Densho Digital Archive
Manzanar National Historic Site Collection
Title: Sue Kunitomi Embrey
Narrator: Sue Kunitomi Embrey
Interviewer: John Allen
Location:
Date: November 6, 2002
Densho ID: denshovh-esue-02-0016

<Begin Segment 16>

JA: At what point were people allowed to leave camp?

SE: Well, originally the people who were allowed to leave camp were those who went out on short-term furlough to harvest crops, to go to another camp if someone, a relative was ill and they had to go visit, or if a woman was engaged to a soldier and a soldier was in an area outside of the coast, they were allowed to leave to get married. And then after the "loyalty oath" program was instituted, then people who had answered 'yes-yes' were considered the ones who were being relocated.

[Interruption]

JA: If you would just back up to where you were saying, after the "loyalty oaths," the people who said 'yes-yes,' what happened?

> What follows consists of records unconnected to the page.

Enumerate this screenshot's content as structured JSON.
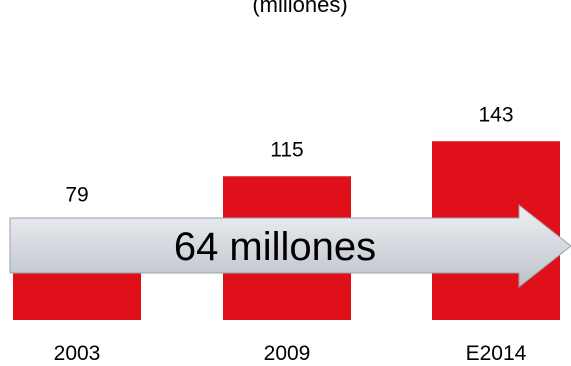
{
  "chart_data": {
    "type": "bar",
    "subtitle": "(millones)",
    "categories": [
      "2003",
      "2009",
      "E2014"
    ],
    "values": [
      79,
      115,
      143
    ],
    "value_labels": [
      "79",
      "115",
      "143"
    ],
    "ylim": [
      0,
      200
    ],
    "grid": false,
    "bar_color": "#e0101b",
    "annotation": {
      "text": "64 millones",
      "shape": "arrow",
      "fill_color": "#d5d8de"
    }
  }
}
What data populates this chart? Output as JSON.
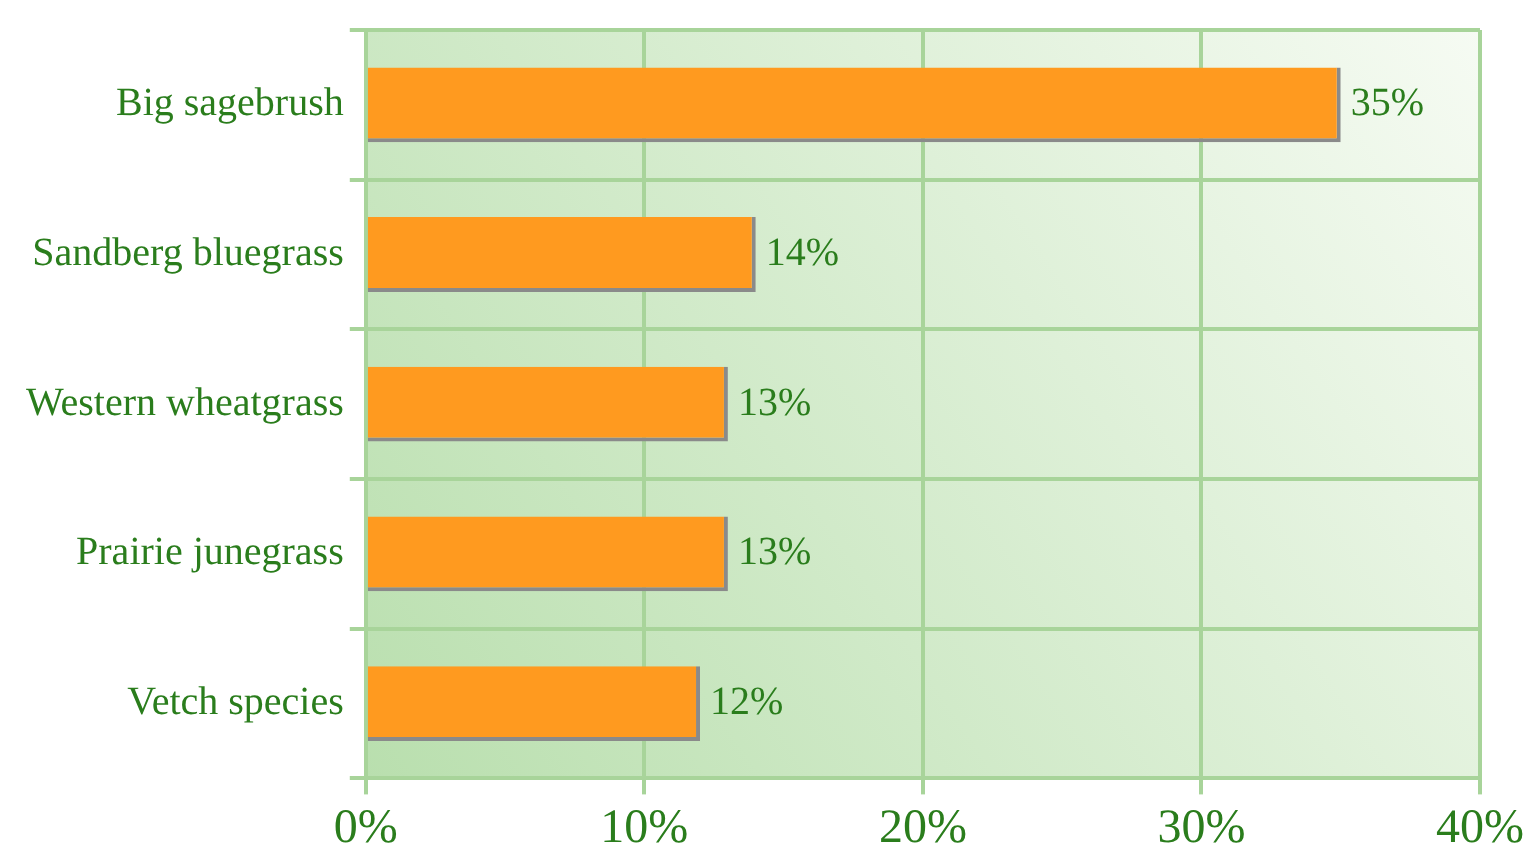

SE: After the "loyalty oath" was collected and people who had answered 'yes-yes' were considered loyal enough to go out, people started to leave. The government office, the War Relocation Authority, started to open up offices on the West Coast and on the, not too far east but around the Midwest, to get businesses to hire Japanese Americans, and they got the assistance of the Quakers and the Baptist church groups to help find housing and jobs for everyone. And so the movement to relocate people started early in '43, and the students who wanted to go to school also were able to leave, and women who were getting, wanted to get married to soldiers outside the area were able to leave to get married. So, it was a very slow effort but it started early, and the government I think was beginning to feel the economic pinch of having to take care of so many people when they could have been using the money for the war effort.